Benutzer arndt1972 schrieb:
50.000 überwacht, das macht ca. 0,03268%!
Hier geht es nicht (nur) um Mathematik. Es geht um Privatsphäre und um das Lebensgefühl der Privatheit. Mich würde es bereits stören, wenn ich wüsste, dass 10 Menschen in der BRD abgehört werde, ohne dass es ein Richter genehmigt hätte.
Bei dieser Posteo-Durchsuchungs-Androhung hat möglicherweise ein Polizist etwas arg gedrängt. Und es ist dann immer eine Frage des ursprünglichen Standpunktes, ob man der Posteo-Darstellung glaubt, oder ob man sich vorstellen will, dass der Polizist einen Kriminellen jagt und sich wirklich nur eine rechtskräftige Verurteilung des Kriminellen für Straftaten erhofft, die dieser begangen hat.
Die Brücke bis hinüber zur Gesellschaftspolitik und die Phantasie, dass es sich um die Anfänge einer politischen Kampagne (am besten des industriell-militärischen Komplexes) handelt ist schon ein sehr, sehr schmales Brett.
Ich hatte beruflich schon mit der Rehabilitierung von Kleinkriminellen zu tun.
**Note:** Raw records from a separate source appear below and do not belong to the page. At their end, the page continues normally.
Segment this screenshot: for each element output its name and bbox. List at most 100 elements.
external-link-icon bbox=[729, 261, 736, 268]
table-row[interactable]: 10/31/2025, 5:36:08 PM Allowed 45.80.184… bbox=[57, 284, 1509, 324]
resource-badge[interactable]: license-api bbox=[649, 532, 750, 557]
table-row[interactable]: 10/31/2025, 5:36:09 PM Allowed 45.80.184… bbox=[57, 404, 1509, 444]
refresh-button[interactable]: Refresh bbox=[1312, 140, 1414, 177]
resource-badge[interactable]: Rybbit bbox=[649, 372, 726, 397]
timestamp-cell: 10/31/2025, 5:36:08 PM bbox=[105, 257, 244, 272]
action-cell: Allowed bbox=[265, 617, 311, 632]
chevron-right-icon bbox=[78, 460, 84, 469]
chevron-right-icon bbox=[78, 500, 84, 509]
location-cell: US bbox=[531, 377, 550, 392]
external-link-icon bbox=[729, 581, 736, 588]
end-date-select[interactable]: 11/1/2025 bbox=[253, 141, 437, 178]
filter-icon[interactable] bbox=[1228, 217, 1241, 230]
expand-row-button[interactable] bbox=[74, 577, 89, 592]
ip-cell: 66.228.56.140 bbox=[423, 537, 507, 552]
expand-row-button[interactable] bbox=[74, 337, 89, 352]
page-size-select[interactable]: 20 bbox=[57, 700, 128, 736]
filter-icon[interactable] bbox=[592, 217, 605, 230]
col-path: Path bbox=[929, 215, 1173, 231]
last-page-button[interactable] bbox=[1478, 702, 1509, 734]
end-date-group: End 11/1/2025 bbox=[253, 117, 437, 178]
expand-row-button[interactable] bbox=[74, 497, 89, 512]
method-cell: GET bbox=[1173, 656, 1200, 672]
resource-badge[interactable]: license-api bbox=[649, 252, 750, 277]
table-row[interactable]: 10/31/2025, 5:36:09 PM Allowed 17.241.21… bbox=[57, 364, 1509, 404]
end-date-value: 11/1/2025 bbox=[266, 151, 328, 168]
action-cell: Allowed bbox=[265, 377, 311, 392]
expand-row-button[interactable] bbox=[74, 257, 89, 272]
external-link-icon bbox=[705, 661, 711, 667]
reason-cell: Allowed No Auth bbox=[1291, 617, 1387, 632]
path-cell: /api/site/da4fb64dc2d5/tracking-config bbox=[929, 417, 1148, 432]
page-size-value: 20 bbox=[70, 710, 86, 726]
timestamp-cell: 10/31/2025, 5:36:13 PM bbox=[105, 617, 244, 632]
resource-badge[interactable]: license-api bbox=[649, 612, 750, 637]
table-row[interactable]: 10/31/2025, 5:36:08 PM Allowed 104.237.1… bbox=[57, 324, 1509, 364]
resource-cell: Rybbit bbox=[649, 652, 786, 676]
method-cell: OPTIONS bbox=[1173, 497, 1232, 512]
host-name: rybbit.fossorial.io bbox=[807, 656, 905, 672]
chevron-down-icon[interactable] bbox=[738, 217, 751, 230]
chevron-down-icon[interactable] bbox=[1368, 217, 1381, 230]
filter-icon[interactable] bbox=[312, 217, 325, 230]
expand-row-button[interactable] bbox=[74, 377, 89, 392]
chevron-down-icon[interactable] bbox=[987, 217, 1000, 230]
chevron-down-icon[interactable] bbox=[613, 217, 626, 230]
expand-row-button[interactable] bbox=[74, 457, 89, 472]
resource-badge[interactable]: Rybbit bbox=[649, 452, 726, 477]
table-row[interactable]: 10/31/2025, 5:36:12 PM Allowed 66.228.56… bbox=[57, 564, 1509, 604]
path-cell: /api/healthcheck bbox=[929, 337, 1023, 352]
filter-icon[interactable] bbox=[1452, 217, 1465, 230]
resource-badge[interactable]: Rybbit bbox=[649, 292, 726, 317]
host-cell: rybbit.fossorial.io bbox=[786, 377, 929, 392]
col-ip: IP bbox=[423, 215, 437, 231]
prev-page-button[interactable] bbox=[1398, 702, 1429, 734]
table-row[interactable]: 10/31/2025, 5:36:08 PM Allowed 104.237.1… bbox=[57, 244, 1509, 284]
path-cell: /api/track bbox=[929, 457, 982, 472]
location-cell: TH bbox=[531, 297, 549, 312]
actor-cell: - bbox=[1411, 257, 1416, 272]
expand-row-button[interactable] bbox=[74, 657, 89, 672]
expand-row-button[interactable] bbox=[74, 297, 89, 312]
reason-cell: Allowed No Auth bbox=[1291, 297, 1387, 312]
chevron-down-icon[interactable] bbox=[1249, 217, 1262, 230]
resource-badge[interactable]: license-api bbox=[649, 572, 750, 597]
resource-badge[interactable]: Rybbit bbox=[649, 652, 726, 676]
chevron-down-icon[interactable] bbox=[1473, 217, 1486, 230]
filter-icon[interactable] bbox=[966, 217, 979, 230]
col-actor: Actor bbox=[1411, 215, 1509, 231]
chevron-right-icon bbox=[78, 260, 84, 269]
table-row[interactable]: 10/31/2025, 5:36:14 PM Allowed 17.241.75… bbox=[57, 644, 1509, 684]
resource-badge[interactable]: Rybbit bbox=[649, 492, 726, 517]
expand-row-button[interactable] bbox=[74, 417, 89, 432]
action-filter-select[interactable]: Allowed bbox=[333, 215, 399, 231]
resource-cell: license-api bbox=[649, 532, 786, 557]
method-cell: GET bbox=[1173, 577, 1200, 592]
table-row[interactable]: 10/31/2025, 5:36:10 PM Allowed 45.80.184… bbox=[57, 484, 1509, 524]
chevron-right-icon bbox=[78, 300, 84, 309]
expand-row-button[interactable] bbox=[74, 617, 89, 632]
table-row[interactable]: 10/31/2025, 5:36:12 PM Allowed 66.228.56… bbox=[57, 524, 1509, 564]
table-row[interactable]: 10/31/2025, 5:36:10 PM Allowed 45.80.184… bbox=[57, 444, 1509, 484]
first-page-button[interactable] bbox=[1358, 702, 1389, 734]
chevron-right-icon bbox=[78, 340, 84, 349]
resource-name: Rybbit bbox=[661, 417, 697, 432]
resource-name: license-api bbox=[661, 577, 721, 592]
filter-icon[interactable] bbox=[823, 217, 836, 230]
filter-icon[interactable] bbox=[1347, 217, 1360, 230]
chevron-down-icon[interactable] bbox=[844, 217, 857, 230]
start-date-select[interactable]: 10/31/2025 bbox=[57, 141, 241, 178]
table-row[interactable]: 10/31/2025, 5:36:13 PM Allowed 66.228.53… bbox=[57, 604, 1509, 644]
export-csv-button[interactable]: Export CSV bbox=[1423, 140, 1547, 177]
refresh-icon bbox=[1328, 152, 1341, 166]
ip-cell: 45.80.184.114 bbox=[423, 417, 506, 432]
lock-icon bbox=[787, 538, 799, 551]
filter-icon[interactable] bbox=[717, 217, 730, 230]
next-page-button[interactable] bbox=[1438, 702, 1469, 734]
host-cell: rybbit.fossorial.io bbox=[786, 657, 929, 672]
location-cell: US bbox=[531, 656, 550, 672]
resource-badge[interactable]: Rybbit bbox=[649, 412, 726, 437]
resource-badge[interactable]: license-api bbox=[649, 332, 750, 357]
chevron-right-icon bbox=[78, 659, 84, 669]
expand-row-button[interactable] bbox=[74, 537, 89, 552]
Die verraten sich mannigfaltig. Und da kommt auch mal eine Handy-Ortung zum Einsatz. Meinetwegen. (egal ob ich es für notwendig halte, die verraten sich so mannigfaltig)
Aber auf der anderen Seite (wie im Transparenzbericht der Telekom erwähnt) mit Verweis auf die G10-Gesetze "Terroristen" auszuspionieren und sich nicht in die Karten schauen zu lassen finde ich tiefgreifend undemokratisch. Es kann doch nicht sein, dass ein 8-köpiges G10-Gremium die Oberaufsicht hat und mit vier Mann beschlussfähig (wenn ich es richtig verstanden habe) die Verlängerung solcher Geheimdiensttätigkeiten veranlassen kann. - Und das war's!
Wenn man wenigstens nach 10 Jahren die Unterlagen nachträglich allen Parlamentariern zugänglich machen würde. Das wäre bereits irgendeine Kontrolle. Die Regierung muss doch mal nachweisen, ob er die Posten richtig besetzt hat. Jeder Bürgermeister eines Dorfes muss es sich gefallen lassen, dass die Stammtischen es besser wissen (oder zumindest dergleichen glauben).
Nur bei den Geheimdiensten scheint es überhaupt keine tiefgreifende Kontrolle sowohl hinsichtlich Effizienz als auch hinsichtlich Angemessenheit zu geben.
Jedes Mini-Bauprojekt braucht eine Umweltverträglichkeitsprüfung, die dann öffentlich eingesehen werden kann.
Bei Verfassungsschutz vs. Zschäpe bei US-Kampfdrohne vs. Einwohner in Afghanistan, bekomme ich regelmäßig den Eindruck, dass es keine zweite Kontrollinstanz gibt. Einer beschließt, einer nickt und nicht einmal Stichprobenartig scheint kontrolliert zu werden, ob dieser Entscheidungsabläufe verbesserungsbedürftig sind oder nicht. Wäre doch viel zu peinlich etwas zuzugeben, lieber verschwinden Akten in Reißwölfen und zur Belohnung wird jemand frühverrentet.
Ehrlich, solange da niemand nachkontrolliert sind mir auch 0,3 Promille zuviel.
Dass man dem Überwachten keinen Warnhinweis schicken kann, "ab morgen wirst Du überwacht", erkenne ich als inhärenten Sachverhalt an. Dennoch sind geheimtagende Gremien nicht demokratie-förderlich. Wenn wir schon solche undemokratischen Vorgänge brauchen, brauchen wir auch eine wirksame Kontrolle. In einem G10-Gremium müsste z.B. routinemäßig auch der Bundesdatenschutzbeauftragte drin sitzen. Es kann doch nicht sein, das der Datenschützer nur Daten von niedriger Wichtigkeit schützen darf, wenn es aber um die nationale Sicherheit -pardon, wenn es um den Bestand der Bundesrepublik geht- dann hat er kein Mitspracherecht.
Nur mal so als Anregung. Dass das G10-Gesetz aus der RAF-Zeit nicht an die Datenschutzmechanismen des 21.Jahrhunderts angepasst wurde, sagt doch auch schon viel aus, wo der Hammer hängt.